Sem mais demora, urgia a hora naquela segunda-feira histórica. Duas horas para cada um. Era a Benevides com duas horas de fiosada na cabeça e no peito, choque maneiro, memória apagada e a coisa processando, ininterruptamente. Assim foi indo até de manhã cedo. Pela ordem, Asdrúbal (o Neves), Malagueta, Nilcete, Alzirona e Deocir. O caboclo do Norte espiou, circunspecto.
Aquilo tudo finado, terça, quarta e quinta normais. A turma, de sobreaviso, aguardava o tal “efeito”após o terceiro dia. Nenhuma colateralidade até então. Cada qual no seu rumo de igual. Apenas Nilcete, a mais vaga, à espera de uma real revolução. Os demais confiavam num embuste, convictos na decepção de terem sido alvos de obra charlatã. Jerônimo Simplício de lá para cá e vice-versa, mudo, não dormido e na surdina cagado de apreensões.
O caboclo do Norte, pela primeira vez em anos, ficou só na Benevides naquela “sexta-feira”. Todos saíram bem junto do sol e à noite não voltaram. E no sábado não voltaram. Domingo, não voltaram.
Segunda-feira cinza roxeada preta. Segundo informações não oficiais Deocir foi visto na fronteira com a Colômbia. Aquilo de sublime que lhe emblemava foi perdendo relevância e o hediondo lhe veio vindo por normalidade. Deocir passou a liderar um grupeto sinistro de tráfico geral, aberto e sem restrições. Neves (o Asdrúbal), largou de mão, desmiolou-se por completo e na inópia passou a pedir espórtula.

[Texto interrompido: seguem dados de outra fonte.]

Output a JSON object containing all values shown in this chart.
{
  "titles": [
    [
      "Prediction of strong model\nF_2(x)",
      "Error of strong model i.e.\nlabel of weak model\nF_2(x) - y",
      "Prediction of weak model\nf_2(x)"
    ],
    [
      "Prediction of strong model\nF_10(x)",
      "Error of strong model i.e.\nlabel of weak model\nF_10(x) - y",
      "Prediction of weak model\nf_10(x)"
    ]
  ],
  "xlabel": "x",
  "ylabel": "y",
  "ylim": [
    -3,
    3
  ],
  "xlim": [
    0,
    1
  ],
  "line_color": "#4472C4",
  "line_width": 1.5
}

Não perdeu o rebuscado do palavreado andarilhando sumariamente pelo interior paulista. Arranjou logo alguns adeptos compadres seguidores. Juntos passaram a professar justiça nos becos. Enfim, continuou a advogar sem advogar. Nilcete, que antes fora alcoviteira, engraçou-se de tal maneira com um velho gordo lá do Sul, rico. Casou-se apaixonada de relâmpago e era amor de verdade, pela glória, é claro. Malagueta foi pega em plena Amazônia receitando guloseimas a uma tribo. Tribo moderna que já vinha com o cural antes do milho. Mas isso não importa porque Malagueta não desejava feder nem cheirar, apenas cozinhar. Alzirona retornou a Benevides em mais ou menos sete dias trazendo consigo dúzia de moçoilas, e o que era pensão virou coisa de escândalo na vizinhança. Contudo, a pataria e os ornamentos ridículos foram mantidos, de forma que não se alteraram a fachada e o nome do lugar. Alzira teve o jeito maleabilizado e de amores ou casos fortuitos passou a se dignar.

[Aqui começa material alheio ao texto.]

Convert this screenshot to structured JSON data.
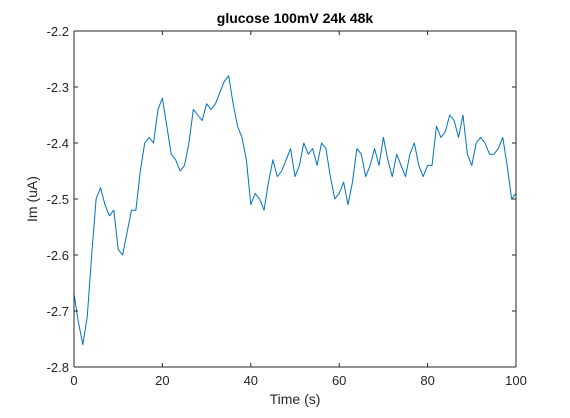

Isso de pouco posto e demais delongas dispensáveis, Jerônimo Simplício escorregou no tomate com direito a uma queda livre fenomênica. Escafedeu-se longamente, porém a sua volta a Benevides foi certeira, ultimado a convidar o caboclo do Norte a seguir com ele para mor de juntos fazerem lambanças em outras paragens, em planos desconhecidos. Foram.